An Italian court sentenced an accused smuggler involved in a shipwreck last year that killed at least 94 migrants to two decades in prison on Wednesday, February 7.
The court in the southern city of Crotone found 29-year-old Turkish national Gun Ufuk guilty of crimes including causing a shipwreck and aiding illegal immigration. It also ordered him to pay a three million euro ($3.2 million) fine and pay damages to civil plaintiffs.
Ufuk, who has denied being in charge of the boat, was one of four alleged human traffickers on a migrant vessel that went down in stormy weather just off the coast of Calabria on February 26, 2023.
Approximately 150 to 180 people of Pakistani, Afghan, or Turkish descent were on board the boat, according to the prefecture of Crotone, in the southeast of Italy. Four days earlier, the migrants had left the Turkish port of Izmir. The boat was spotted by an aircraft belonging to Frontex, the agency responsible for controlling the external borders of the European Union (EU), according to a report by the Guardia di Finanza, the Italian customs police. They then dispatched two Italian rescue ships that were forced to turn back due to bad weather. For days after, bodies and debris washed up on the beaches of the area. At least 14 children, including a newborn, were killed. One suspected smuggler also died in the shipwreck, while two others are facing trial.
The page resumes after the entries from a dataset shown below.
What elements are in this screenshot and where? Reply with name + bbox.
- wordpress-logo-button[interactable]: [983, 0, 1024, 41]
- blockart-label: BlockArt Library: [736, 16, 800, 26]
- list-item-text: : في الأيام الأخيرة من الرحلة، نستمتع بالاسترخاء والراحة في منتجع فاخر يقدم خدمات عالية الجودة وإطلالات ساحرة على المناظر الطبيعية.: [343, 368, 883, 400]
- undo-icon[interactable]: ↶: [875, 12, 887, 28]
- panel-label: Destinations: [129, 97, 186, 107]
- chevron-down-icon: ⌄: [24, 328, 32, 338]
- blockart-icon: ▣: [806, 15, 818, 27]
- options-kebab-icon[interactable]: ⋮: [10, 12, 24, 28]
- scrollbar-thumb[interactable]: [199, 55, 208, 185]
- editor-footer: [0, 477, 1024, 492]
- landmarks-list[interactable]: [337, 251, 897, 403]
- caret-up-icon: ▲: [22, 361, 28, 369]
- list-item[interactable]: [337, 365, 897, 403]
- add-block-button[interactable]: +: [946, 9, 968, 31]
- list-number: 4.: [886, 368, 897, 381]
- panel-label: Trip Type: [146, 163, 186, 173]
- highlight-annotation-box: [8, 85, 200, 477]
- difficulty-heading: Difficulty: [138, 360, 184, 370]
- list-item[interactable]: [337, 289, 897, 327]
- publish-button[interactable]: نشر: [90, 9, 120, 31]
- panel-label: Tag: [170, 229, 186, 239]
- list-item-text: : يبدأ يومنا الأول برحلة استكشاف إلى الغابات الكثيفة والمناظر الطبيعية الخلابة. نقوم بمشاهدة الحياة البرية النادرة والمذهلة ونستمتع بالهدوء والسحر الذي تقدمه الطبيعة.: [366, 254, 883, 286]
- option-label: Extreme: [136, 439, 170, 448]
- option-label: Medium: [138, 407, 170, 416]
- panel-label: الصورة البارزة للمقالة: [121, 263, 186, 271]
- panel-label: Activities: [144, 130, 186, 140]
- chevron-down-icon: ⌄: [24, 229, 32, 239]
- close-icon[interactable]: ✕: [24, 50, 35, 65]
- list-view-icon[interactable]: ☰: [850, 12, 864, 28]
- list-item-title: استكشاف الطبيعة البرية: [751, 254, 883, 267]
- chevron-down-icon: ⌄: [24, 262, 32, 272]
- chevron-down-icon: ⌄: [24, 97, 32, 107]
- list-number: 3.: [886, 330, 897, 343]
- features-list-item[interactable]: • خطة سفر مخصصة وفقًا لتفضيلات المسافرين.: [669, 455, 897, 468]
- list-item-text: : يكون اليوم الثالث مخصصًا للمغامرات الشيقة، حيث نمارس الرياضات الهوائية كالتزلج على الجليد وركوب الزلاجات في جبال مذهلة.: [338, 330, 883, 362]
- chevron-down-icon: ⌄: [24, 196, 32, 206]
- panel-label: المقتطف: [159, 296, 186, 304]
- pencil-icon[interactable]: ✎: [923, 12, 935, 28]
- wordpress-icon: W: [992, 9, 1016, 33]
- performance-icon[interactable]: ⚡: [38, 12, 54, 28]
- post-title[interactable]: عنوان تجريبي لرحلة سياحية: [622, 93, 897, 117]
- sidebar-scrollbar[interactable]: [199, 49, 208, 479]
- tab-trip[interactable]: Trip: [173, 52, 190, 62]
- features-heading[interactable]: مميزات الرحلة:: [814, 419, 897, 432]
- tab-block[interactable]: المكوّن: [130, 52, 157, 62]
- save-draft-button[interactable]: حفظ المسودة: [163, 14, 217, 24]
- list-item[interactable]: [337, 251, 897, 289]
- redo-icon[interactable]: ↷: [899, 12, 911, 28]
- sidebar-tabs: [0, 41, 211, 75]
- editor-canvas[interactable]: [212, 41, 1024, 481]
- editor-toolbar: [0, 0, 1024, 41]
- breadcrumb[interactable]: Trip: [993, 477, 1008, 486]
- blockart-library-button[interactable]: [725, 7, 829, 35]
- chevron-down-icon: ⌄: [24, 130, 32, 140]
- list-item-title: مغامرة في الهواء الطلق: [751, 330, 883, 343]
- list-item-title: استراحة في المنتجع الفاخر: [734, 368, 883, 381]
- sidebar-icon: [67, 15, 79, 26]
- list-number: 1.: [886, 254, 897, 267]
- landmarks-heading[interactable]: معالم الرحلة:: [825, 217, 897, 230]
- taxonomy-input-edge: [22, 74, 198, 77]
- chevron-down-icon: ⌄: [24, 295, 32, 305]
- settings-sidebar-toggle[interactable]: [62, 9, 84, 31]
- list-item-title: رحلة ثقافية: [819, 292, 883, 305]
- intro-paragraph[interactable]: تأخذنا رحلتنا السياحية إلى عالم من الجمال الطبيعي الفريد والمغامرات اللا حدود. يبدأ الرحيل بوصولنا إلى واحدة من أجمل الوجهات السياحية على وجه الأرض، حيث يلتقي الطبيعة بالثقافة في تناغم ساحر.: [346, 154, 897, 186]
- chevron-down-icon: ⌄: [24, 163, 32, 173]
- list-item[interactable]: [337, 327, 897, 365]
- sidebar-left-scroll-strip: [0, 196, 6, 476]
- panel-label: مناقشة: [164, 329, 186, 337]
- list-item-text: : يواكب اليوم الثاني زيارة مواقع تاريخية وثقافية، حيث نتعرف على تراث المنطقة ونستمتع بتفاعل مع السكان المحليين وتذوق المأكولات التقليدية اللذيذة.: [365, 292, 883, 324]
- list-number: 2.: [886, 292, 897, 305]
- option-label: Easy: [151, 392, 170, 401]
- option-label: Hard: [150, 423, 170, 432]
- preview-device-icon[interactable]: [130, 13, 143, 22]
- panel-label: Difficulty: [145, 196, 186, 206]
Ufuk told the court Wednesday that he was hired to be the boat's mechanic, but was never at the helm. "I had to flee Turkey for political reasons," he told the court, explaining how he had been jailed for criticizing president Recep Tayyip Erdogan.
In the wake of the shipwreck, Italian prime minister Giorgia Meloni vowed to crack down on human traffickers, including tougher sentences and giving preferential quotas to workers from countries who help fight smugglers. Her far-right Brothers of Italy party won elections in 2022 on a pledge to curb the arrivals of migrants by sea.